What type of beta products do you use and why?
We use primarily index-tracking products and these are mostly iShares exchange traded funds (ETFs). We have chosen to gain broad beta exposure rather than specific access to niche segments, so we own, for example, an ETF on the MSCI World rather than something at a sector level.
In 2009, when we decided to increase exposure to markets, we bought the iShares FTSE 100 as this was a broad and efficient way to gain access.
Why are ETFs efficient vehicles for tapping large markets?
It’s mostly because of the ease of transition. Unlike a unit trust, we can just trade into an ETF during the day, and someone can buy one share of a FTSE 100 ETF for as little as around £7. Most index funds, such as iShares, also lend out stock, which can lower the total expense ratio.
The tough thing on the active management side is that over a three-year period, only 3%
of active managers beat their index. So if we think the market is going to rally, and if we
buy the index, we will participate in this rise, whereas 97% of the time, the active manager will underperform.
We tend to buy alpha when we think there’s no beta to be had, so we buy the likes of Giles Hargreave, for example.
Are there any asset classes where you think beta products are inefficient, such as fixed income?
We own a small amount of a fixed income index. Fixed income ETFs originally were structured to give most weight to the largest issuers of debt, which meant you were buying what you don’t really want to buy – the aim is to lend to the richest people who can pay you back.
ETF providers have been good at restructuring indices so they can represent a balanced view of the fixed income markets, whereas five years ago, these indices were clumsy.
Also, index providers have been slicing fixed income into specific segments, such as high yield and corporate bonds, increasing the range of options available and providing a good alternative to active funds.
We use the iShares Markit iBoxx £ Corporate Bond ETF, which mirrors a long-dated corporate bond index. This gives us easy access to that index, which is the benchmark that most active corporate bond funds are trying to beat.
That means you can own this at a very low cost, whereas you might not be able to own Richard Woolnough’s M&G Corporate Bond fund as cheaply.
We also own a less volatile ETF, which is based on a shorter-dated corporate bond index. These two funds provide a very real way for clients of any size to own a basket that will give them that return and it’s important because they’re cheap and they’re large, while offering decent dividends.
What about using active ETFs to help manage exposure to the underlying asset, or is this concept an oxymoron?
Aren’t active ETFs just an active fund? People are adding the word ETF to their products. They’re not bad, but it’s just like buying an active fund. It is listed and it is open-ended, so if it’s more convenient on a mechanical basis, then fine. But active ETFs are an oxymoron.
Do you have any concerns with using swap-based ETFs as opposed to physical?
People have made a fuss over nothing.
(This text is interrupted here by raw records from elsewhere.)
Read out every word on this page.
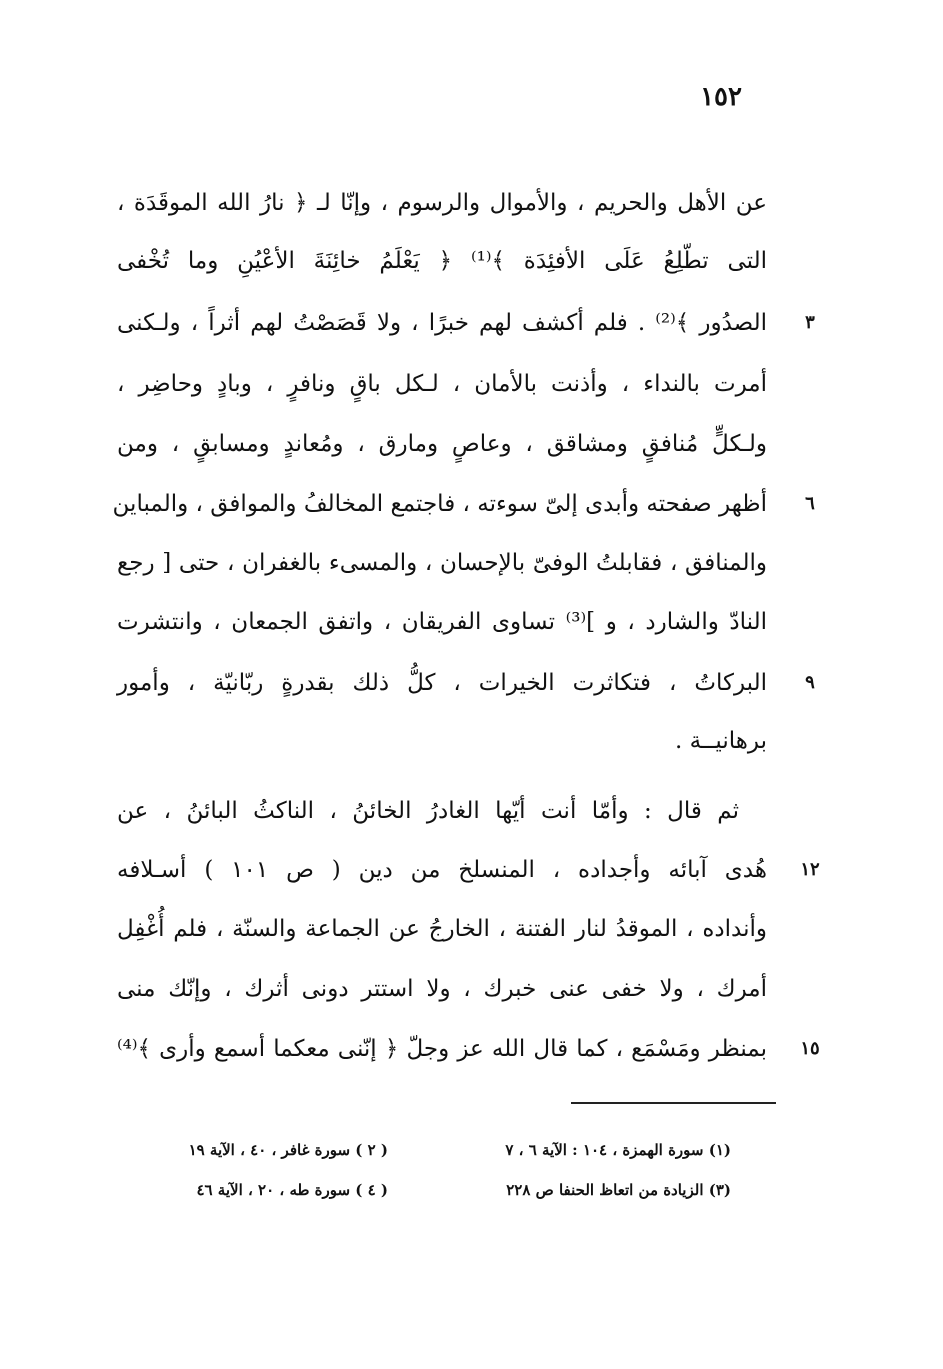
١٥٢
عن الأهل والحريم ، والأموال والرسوم ، وإنّا لـ ﴿ نارُ الله الموقَدَة ،
التى تطّلِعُ عَلَى الأفئِدَة ﴾⁽¹⁾ ﴿ يَعْلَمُ خائِنَةَ الأعْيُنِ وما تُخْفى
الصدُور ﴾⁽²⁾ . فلم أكشف لهم خبرًا ، ولا قَصَصْتُ لهم أثراً ، ولـكنى
أمرت بالنداء ، وأذنت بالأمان ، لـكل باقٍ ونافرٍ ، وبادٍ وحاضِر ،
ولـكلٍّ مُنافقٍ ومشاقق ، وعاصٍ ومارق ، ومُعاندٍ ومسابقٍ ، ومن
أظهر صفحته وأبدى إلىّ سوءته ، فاجتمع المخالفُ والموافق ، والمباين
والمنافق ، فقابلتُ الوفىّ بالإحسان ، والمسىء بالغفران ، حتى [ رجع
النادّ والشارد ، و ]⁽³⁾ تساوى الفريقان ، واتفق الجمعان ، وانتشرت
البركاتُ ، فتكاثرت الخيرات ، كلُّ ذلك بقدرةٍ ربّانيّة ، وأمور
برهانيــة .
ثم قال : وأمّا أنت أيّها الغادرُ الخائنُ ، الناكثُ البائنُ ، عن
هُدى آبائه وأجداده ، المنسلخ من دين ( ص ١٠١ ) أسـلافه
وأنداده ، الموقدُ لنار الفتنة ، الخارجُ عن الجماعة والسنّة ، فلم أُغْفِل
أمرك ، ولا خفى عنى خبرك ، ولا استتر دونى أثرك ، وإنّك منى
بمنظر ومَسْمَع ، كما قال الله عز وجلّ ﴿ إنّنى معكما أسمع وأرى ﴾⁽⁴⁾
٣
٦
٩
١٢
١٥
(١) سورة الهمزة ، ١٠٤ : الآية ٦ ، ٧
( ٢ ) سورة غافر ، ٤٠ ، الآية ١٩
(٣) الزيادة من اتعاظ الحنفا ص ٢٢٨
( ٤ ) سورة طه ، ٢٠ ، الآية ٤٦
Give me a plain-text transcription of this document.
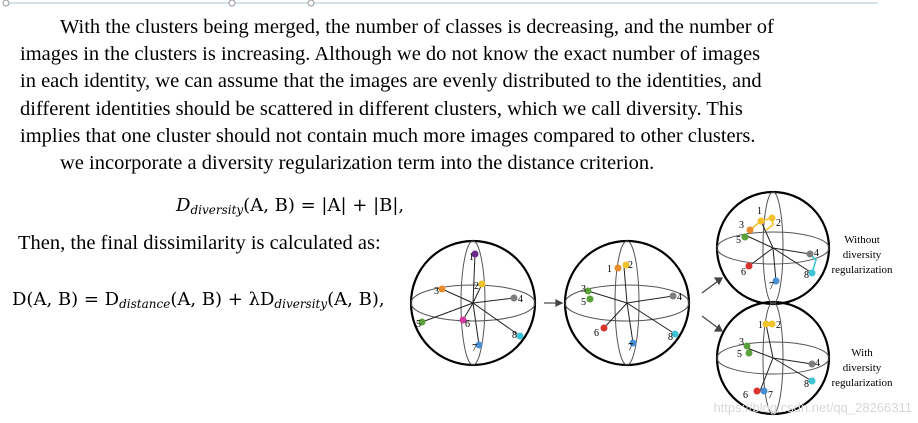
With the clusters being merged, the number of classes is decreasing, and the number of
images in the clusters is increasing. Although we do not know the exact number of images
in each identity, we can assume that the images are evenly distributed to the identities, and
different identities should be scattered in different clusters, which we call diversity. This
implies that one cluster should not contain much more images compared to other clusters.
we incorporate a diversity regularization term into the distance criterion.
$D_{diversity}(A$, B) = |A| + |B|,
Then, the final dissimilarity is calculated as:
D(A, $B) = D_{distance}(A$, $B) + \lambda D_{diversity}(A$, B),
1
2
3
4
5	6
7
8
1 2
3
5	4
6
7
8
3
1
2
5
4
6
7
8
1 2
3
5
4
6 7
8
Without
diversity
regularization
With
diversity
regularization
https://blog.csdn.net/qq_28266311
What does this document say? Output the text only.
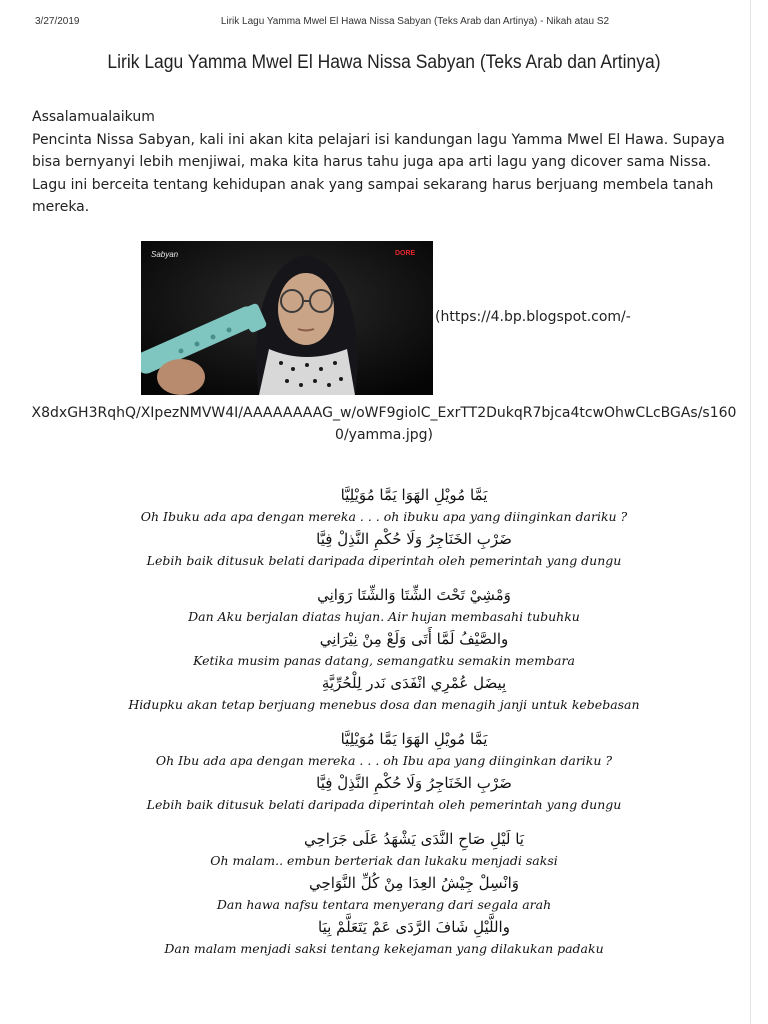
3/27/2019	Lirik Lagu Yamma Mwel El Hawa Nissa Sabyan (Teks Arab dan Artinya) - Nikah atau S2
Lirik Lagu Yamma Mwel El Hawa Nissa Sabyan (Teks Arab dan Artinya)

Assalamualaikum

Pencinta Nissa Sabyan, kali ini akan kita pelajari isi kandungan lagu Yamma Mwel El Hawa. Supaya bisa bernyanyi lebih menjiwai, maka kita harus tahu juga apa arti lagu yang dicover sama Nissa. Lagu ini berceita tentang kehidupan anak yang sampai sekarang harus berjuang membela tanah mereka.

Sabyan	DORE
(https://4.bp.blogspot.com/-
X8dxGH3RqhQ/XIpezNMVW4I/AAAAAAAAG_w/oWF9giolC_ExrTT2DukqR7bjca4tcwOhwCLcBGAs/s1600/yamma.jpg)
يَمَّا مُويْلِ الهَوَا يَمَّا مُوَيْلِيَّا
Oh Ibuku ada apa dengan mereka . . . oh ibuku apa yang diinginkan dariku ?
ضَرْبِ الخَنَاجِرُ وَلَا حُكْمِ النَّذِلْ فِيَّا
Lebih baik ditusuk belati daripada diperintah oleh pemerintah yang dungu
وَمْشِيْ تَحْتَ الشِّتَا وَالشِّتَا رَوَانِي
Dan Aku berjalan diatas hujan. Air hujan membasahi tubuhku
والصَّيْفُ لَمَّا أَتَى وَلَعْ مِنْ نِيْرَانِي
Ketika musim panas datang, semangatku semakin membara
بِيضَل عُمْرِي انْفَدَى نَدر لِلْحُرِّيَّةِ
Hidupku akan tetap berjuang menebus dosa dan menagih janji untuk kebebasan
يَمَّا مُويْلِ الهَوَا يَمَّا مُوَيْلِيَّا
Oh Ibu ada apa dengan mereka . . . oh Ibu apa yang diinginkan dariku ?
ضَرْبِ الخَنَاجِرُ وَلَا حُكْمِ النَّذِلْ فِيَّا
Lebih baik ditusuk belati daripada diperintah oleh pemerintah yang dungu
يَا لَيْلِ صَاحِ النَّدَى يَشْهَدُ عَلَى جَرَاحِي
Oh malam.. embun berteriak dan lukaku menjadi saksi
وَانْسِلْ جِيْشُ العِدَا مِنْ كُلِّ النَّوَاحِي
Dan hawa nafsu tentara menyerang dari segala arah
واللَّيْلِ شَافَ الرَّدَى عَمْ يَتَعَلَّمْ بِيَا
Dan malam menjadi saksi tentang kekejaman yang dilakukan padaku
In many cases, it’s a more efficient and more economical way of doing what the client wants. There are certain sections of the market where it is difficult to replicate the index. But are you worried the swap might fail? None have failed so far, and the swaps are cheap and more efficient.
But if you buy the MSCI World or S&P 500, you don’t need swap-based exposure because these markets are so efficient. If you want a smaller companies index to replicate, though, then it may be cheaper to own a swap-based fund.
What are your views of securities lending undertaken by index trackers?
Securities lending is a fantastic thing. If you own a pool of assets and people will pay you rent for these stocks that would otherwise just sit there, then this is a good way of reducing your overall total cost of ownership. So if you own an ETF and iShares, for example, lends out the underlying stock, this is a really good outcome, although it’s something that many people do not understand.